In Sicilia, dagli stupri di Vittoria ai raccoglitori di olivi nell’ex cementificio – Diverse le aree siciliane nella ‘mappa del caporalato’. Dieci anni fa, a Vittoria (Ragusa) scoppiò il caso delle bracciante rumene costrette non solo allo sfruttamento nei campi, ma anche a quello sessuale. Casi di figli nati, ma anche di tanti, tantissimi aborti. “Dopo le inchieste e gli anni passati – racconta Bilongo – ci sono meno aborti, ma le donne rumene sono ancora costrette a partecipare ai festini, per accontentare i caporali e i loro amici”. A Cassabile (Siracusa) ogni anno da aprile a giugno, in occasione della raccolta delle patate, diverse centinaia di migranti, soprattutto di origine marocchina e sudanese, si aggiungono ai circa 5 mila residenti del Comune. Normalmente si apre una struttura “ma una parte corposa dei lavoratori che arrivano vivono in condizioni inaccettabili”. A Trapani, invece, è stata sgomberata a maggio scorso l’area dell’ex cementificio ‘Calcestruzzi Selinunte’, a Castelvetrano occupata dai migranti che ogni anno arrivano per la raccolta delle olive: “Centinaia di sub-sahariani che, anche in questo caso, vivono in condizioni disumane, nonostante concorrano a sostenere una filiera importante per tutto il territorio”. Condizioni di vita “indecenti” anche per il ghetto di contrada Ciappe Bianche, in territorio di Paternò, dove viveva il bracciante marocchino Mouna Mohamed, ucciso a febbraio 2024 da un connazionale, in una stazione di servizio. Qui vivono i migranti impiegati negli agrumeti della Piana di Catania, sfruttati per pochi euro al giorno.

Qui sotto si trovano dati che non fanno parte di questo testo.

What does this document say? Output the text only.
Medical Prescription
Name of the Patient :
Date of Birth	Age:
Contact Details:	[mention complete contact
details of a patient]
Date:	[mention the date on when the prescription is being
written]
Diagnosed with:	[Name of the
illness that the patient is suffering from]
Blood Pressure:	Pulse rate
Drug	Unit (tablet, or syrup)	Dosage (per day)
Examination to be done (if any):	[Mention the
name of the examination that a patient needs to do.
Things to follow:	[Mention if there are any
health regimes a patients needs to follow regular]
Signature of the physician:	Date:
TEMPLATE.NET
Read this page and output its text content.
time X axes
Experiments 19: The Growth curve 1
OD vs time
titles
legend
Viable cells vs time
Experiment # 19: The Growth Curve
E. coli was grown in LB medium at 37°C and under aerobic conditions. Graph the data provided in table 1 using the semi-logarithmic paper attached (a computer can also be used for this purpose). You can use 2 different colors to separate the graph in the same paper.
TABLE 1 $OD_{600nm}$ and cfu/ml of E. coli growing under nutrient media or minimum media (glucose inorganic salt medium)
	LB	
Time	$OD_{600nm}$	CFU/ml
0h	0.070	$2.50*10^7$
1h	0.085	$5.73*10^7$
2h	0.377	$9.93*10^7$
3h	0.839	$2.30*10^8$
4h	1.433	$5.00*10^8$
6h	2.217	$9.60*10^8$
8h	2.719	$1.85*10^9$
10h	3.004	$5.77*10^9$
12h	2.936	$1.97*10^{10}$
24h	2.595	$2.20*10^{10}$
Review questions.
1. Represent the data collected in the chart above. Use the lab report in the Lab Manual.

Il caporalato fuori dai campi. I casi del Veneto – Nel report dell’Osservatorio Placido Rizzotto, si dà ampio spazio anche al Veneto e, in particolare alla provincia di Treviso. Non che manchino le storie di braccianti, anche minorenni, a cui era stata promessa una paga di 6 euro all’ora e un contratto regolare per lavorare nei vigneti, ma che hanno visto solo botte e minacce di morte, ma è anche un buon esempio per mostrare che il caporalato non si fa solo in agricoltura. D’altro canto, ad aprile scorso è stato chiesto il processo per nove cittadini cinesi che sfruttano operai nei laboratori tessili e del comparto calzaturiero di ditte con sedi tra i comuni di Altivole, Borso del Grappa e Asolo. Nello stesso mese, altre due operazioni sono state condotte in due laboratori finiti nel mirino della Finanza, anche per caporalato, a Istriana e in quattro aziende di Villorba. Forse, però, il caso più emblematico resta quello di Grafica Veneta, l’azienda finita nella bufera a luglio 2021, quando 11 persone sono state arrestate per caporalato nei confronti di altrettanti lavoratori pakistani, sfruttati, picchiati, e costretti a turni di 12 ore al giorno, senza alcuna indennità. Né dignità.